Erm...I know I'm blonde and I may be overseeing some point here, but Mrs Thatcher sadly died sometime back and is in no danger of assassination.  And surely people can distinguish between fiction and fact?

But having said that, I reiterate the fact that I am blonde and never been one to jump into politics, so there may indeed be points that I am missing here.  There may be a reason why this story has been branded 'in bad taste' (I only read a short clip from the Guardian, and apart from Hilary Mantel using it as a instrument to vent her opinions on Mrs Thatcher, I never saw anything truly offensive.  I'm sure there are others around the world who feel the same way about the ex-Prime Minister as Hilary, but I sadly remain indifferent).  But aside from all that, I just find it sad that a writer has found her inspiration and used her creativity to merge fiction with history, was paid to write the piece, and then abandoned and left to face the consequences - what ever they be.  I write fantasy and horror.  I write about assassination and murder and this unfortunately includes barbaric thoughts.  Does that mean I'm more prone to go out and kill someone?  Should I expect to find the police knocking at my door and me answering to a crime I have not and have absolutely no intention of committing?  
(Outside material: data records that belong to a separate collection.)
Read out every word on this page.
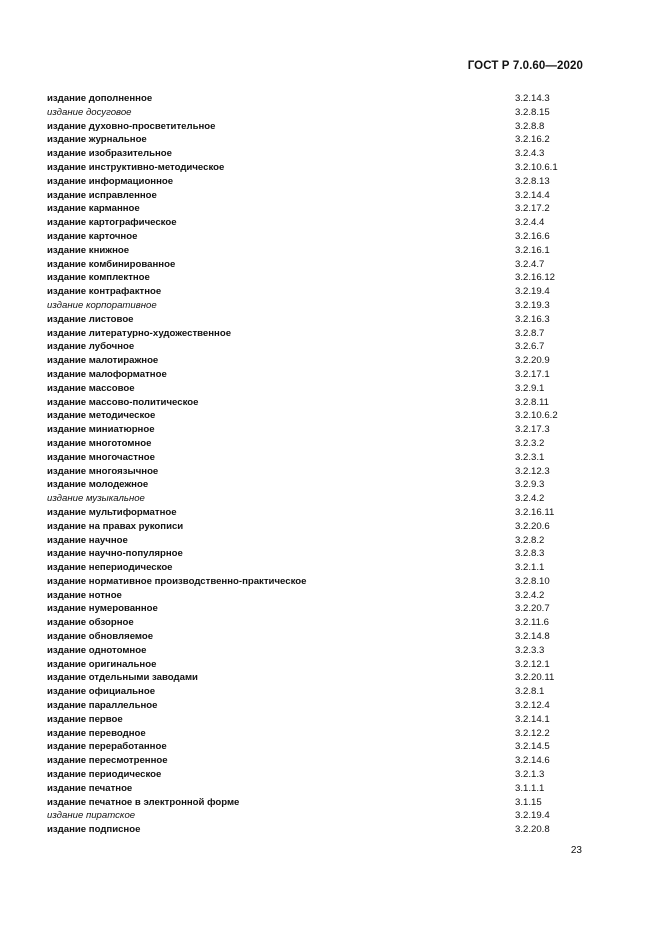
ГОСТ Р 7.0.60—2020
издание дополненное	3.2.14.3
издание досуговое	3.2.8.15
издание духовно-просветительное	3.2.8.8
издание журнальное	3.2.16.2
издание изобразительное	3.2.4.3
издание инструктивно-методическое	3.2.10.6.1
издание информационное	3.2.8.13
издание исправленное	3.2.14.4
издание карманное	3.2.17.2
издание картографическое	3.2.4.4
издание карточное	3.2.16.6
издание книжное	3.2.16.1
издание комбинированное	3.2.4.7
издание комплектное	3.2.16.12
издание контрафактное	3.2.19.4
издание корпоративное	3.2.19.3
издание листовое	3.2.16.3
издание литературно-художественное	3.2.8.7
издание лубочное	3.2.6.7
издание малотиражное	3.2.20.9
издание малоформатное	3.2.17.1
издание массовое	3.2.9.1
издание массово-политическое	3.2.8.11
издание методическое	3.2.10.6.2
издание миниатюрное	3.2.17.3
издание многотомное	3.2.3.2
издание многочастное	3.2.3.1
издание многоязычное	3.2.12.3
издание молодежное	3.2.9.3
издание музыкальное	3.2.4.2
издание мультиформатное	3.2.16.11
издание на правах рукописи	3.2.20.6
издание научное	3.2.8.2
издание научно-популярное	3.2.8.3
издание непериодическое	3.2.1.1
издание нормативное производственно-практическое	3.2.8.10
издание нотное	3.2.4.2
издание нумерованное	3.2.20.7
издание обзорное	3.2.11.6
издание обновляемое	3.2.14.8
издание однотомное	3.2.3.3
издание оригинальное	3.2.12.1
издание отдельными заводами	3.2.20.11
издание официальное	3.2.8.1
издание параллельное	3.2.12.4
издание первое	3.2.14.1
издание переводное	3.2.12.2
издание переработанное	3.2.14.5
издание пересмотренное	3.2.14.6
издание периодическое	3.2.1.3
издание печатное	3.1.1.1
издание печатное в электронной форме	3.1.15
издание пиратское	3.2.19.4
издание подписное	3.2.20.8
23
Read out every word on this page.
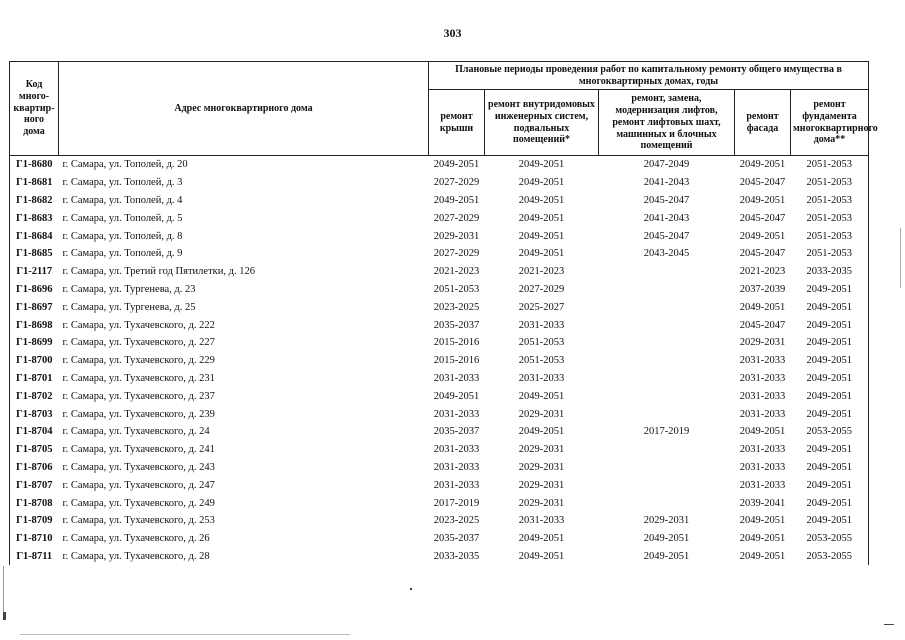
303
Код много-квартир-ного дома	Адрес многоквартирного дома	Плановые периоды проведения работ по капитальному ремонту общего имущества в многоквартирных домах, годы				
		ремонт крыши	ремонт внутридомовых инженерных систем, подвальных помещений*	ремонт, замена, модернизация лифтов, ремонт лифтовых шахт, машинных и блочных помещений	ремонт фасада	ремонт фундамента многоквартирного дома**
Г1-8680	г. Самара, ул. Тополей, д. 20	2049-2051	2049-2051	2047-2049	2049-2051	2051-2053
Г1-8681	г. Самара, ул. Тополей, д. 3	2027-2029	2049-2051	2041-2043	2045-2047	2051-2053
Г1-8682	г. Самара, ул. Тополей, д. 4	2049-2051	2049-2051	2045-2047	2049-2051	2051-2053
Г1-8683	г. Самара, ул. Тополей, д. 5	2027-2029	2049-2051	2041-2043	2045-2047	2051-2053
Г1-8684	г. Самара, ул. Тополей, д. 8	2029-2031	2049-2051	2045-2047	2049-2051	2051-2053
Г1-8685	г. Самара, ул. Тополей, д. 9	2027-2029	2049-2051	2043-2045	2045-2047	2051-2053
Г1-2117	г. Самара, ул. Третий год Пятилетки, д. 126	2021-2023	2021-2023		2021-2023	2033-2035
Г1-8696	г. Самара, ул. Тургенева, д. 23	2051-2053	2027-2029		2037-2039	2049-2051
Г1-8697	г. Самара, ул. Тургенева, д. 25	2023-2025	2025-2027		2049-2051	2049-2051
Г1-8698	г. Самара, ул. Тухачевского, д. 222	2035-2037	2031-2033		2045-2047	2049-2051
Г1-8699	г. Самара, ул. Тухачевского, д. 227	2015-2016	2051-2053		2029-2031	2049-2051
Г1-8700	г. Самара, ул. Тухачевского, д. 229	2015-2016	2051-2053		2031-2033	2049-2051
Г1-8701	г. Самара, ул. Тухачевского, д. 231	2031-2033	2031-2033		2031-2033	2049-2051
Г1-8702	г. Самара, ул. Тухачевского, д. 237	2049-2051	2049-2051		2031-2033	2049-2051
Г1-8703	г. Самара, ул. Тухачевского, д. 239	2031-2033	2029-2031		2031-2033	2049-2051
Г1-8704	г. Самара, ул. Тухачевского, д. 24	2035-2037	2049-2051	2017-2019	2049-2051	2053-2055
Г1-8705	г. Самара, ул. Тухачевского, д. 241	2031-2033	2029-2031		2031-2033	2049-2051
Г1-8706	г. Самара, ул. Тухачевского, д. 243	2031-2033	2029-2031		2031-2033	2049-2051
Г1-8707	г. Самара, ул. Тухачевского, д. 247	2031-2033	2029-2031		2031-2033	2049-2051
Г1-8708	г. Самара, ул. Тухачевского, д. 249	2017-2019	2029-2031		2039-2041	2049-2051
Г1-8709	г. Самара, ул. Тухачевского, д. 253	2023-2025	2031-2033	2029-2031	2049-2051	2049-2051
Г1-8710	г. Самара, ул. Тухачевского, д. 26	2035-2037	2049-2051	2049-2051	2049-2051	2053-2055
Г1-8711	г. Самара, ул. Тухачевского, д. 28	2033-2035	2049-2051	2049-2051	2049-2051	2053-2055
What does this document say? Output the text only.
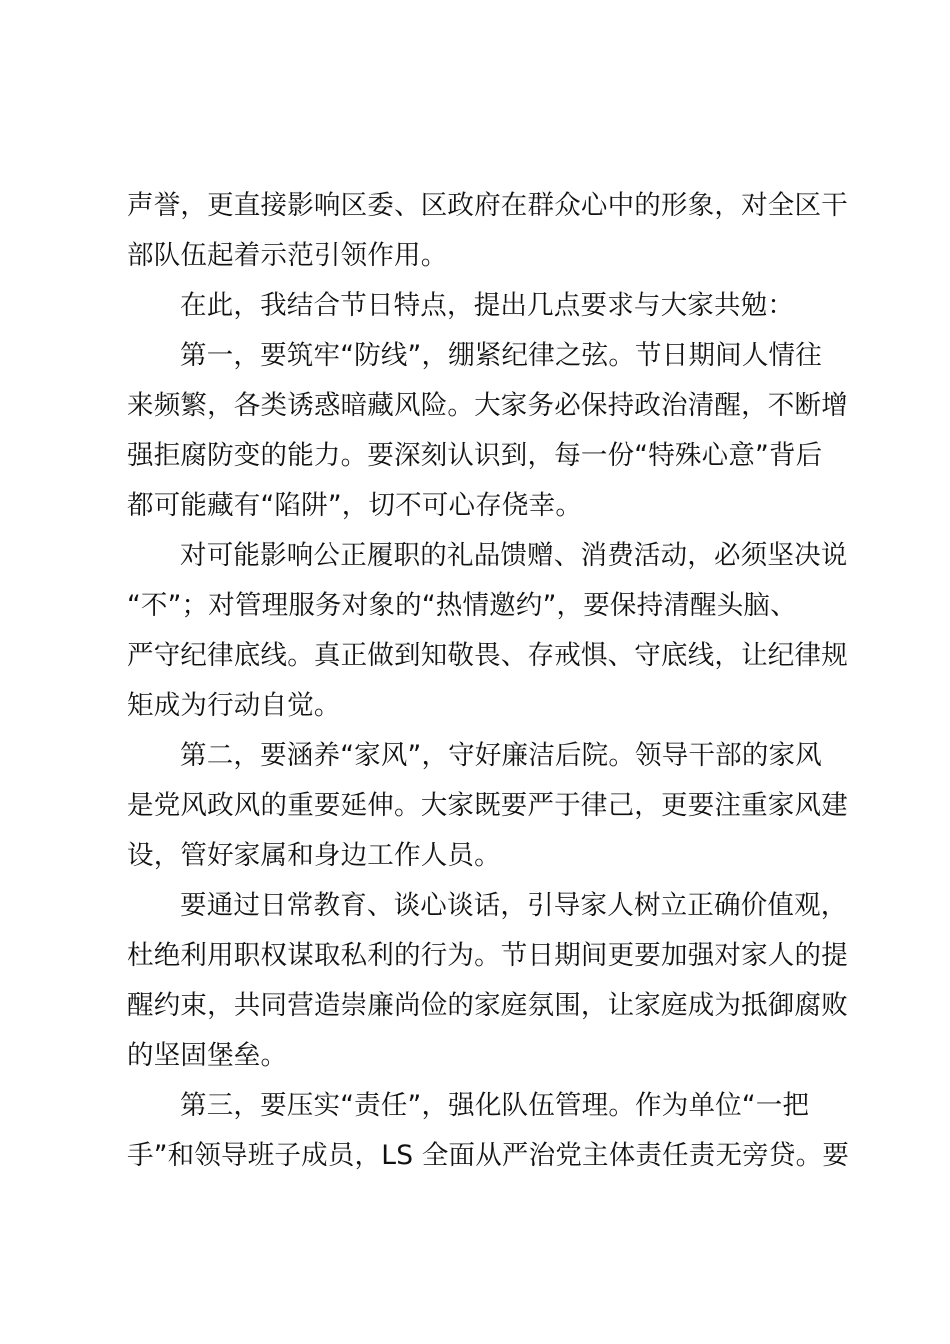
声誉，更直接影响区委、区政府在群众心中的形象，对全区干
部队伍起着示范引领作用。
在此，我结合节日特点，提出几点要求与大家共勉：
第一，要筑牢“防线”，绷紧纪律之弦。节日期间人情往
来频繁，各类诱惑暗藏风险。大家务必保持政治清醒，不断增
强拒腐防变的能力。要深刻认识到，每一份“特殊心意”背后
都可能藏有“陷阱”，切不可心存侥幸。
对可能影响公正履职的礼品馈赠、消费活动，必须坚决说
“不”；对管理服务对象的“热情邀约”，要保持清醒头脑、
严守纪律底线。真正做到知敬畏、存戒惧、守底线，让纪律规
矩成为行动自觉。
第二，要涵养“家风”，守好廉洁后院。领导干部的家风
是党风政风的重要延伸。大家既要严于律己，更要注重家风建
设，管好家属和身边工作人员。
要通过日常教育、谈心谈话，引导家人树立正确价值观，
杜绝利用职权谋取私利的行为。节日期间更要加强对家人的提
醒约束，共同营造崇廉尚俭的家庭氛围，让家庭成为抵御腐败
的坚固堡垒。
第三，要压实“责任”，强化队伍管理。作为单位“一把
手”和领导班子成员，LS 全面从严治党主体责任责无旁贷。要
There maybe a lot more to this story that I don't know or understand, and I'm not choosing sides.  In the political world, it may be offensive, it may be seen as too soon after her passing, but in a fictional world it may make for a good read.  I don't know.  But what I can't understand is why something fictional is being branded as a crime.  What about all the other successful books and films out there about government assassins and conspiracies, about terrorists storming the White House in Washington, and of royals being put in the line of fire?  Should those script writers be investigated?  No, because what they've written is fiction.  So what makes this story any different?

Rant over.  Feel free to air views :)


  1. I just find the 'hate Thatcher' business a bit of a tired meme. Is that the same as a cliche? So the 'idea' of how easy it might have been to assassinate her at one particular moment in the past is valid enough as speculation - even perhaps warrenting a letter to the paper AT THE TIME. But thirty years later in a piece of short fiction - other than reinforcing the prejudices of those who hate her still and thus speaking to the converted, I don't really see the point. I mean, who cares?

    1. Exactly! I think there are more pressing issues that people should be worrying about than a piece of short 'fiction'.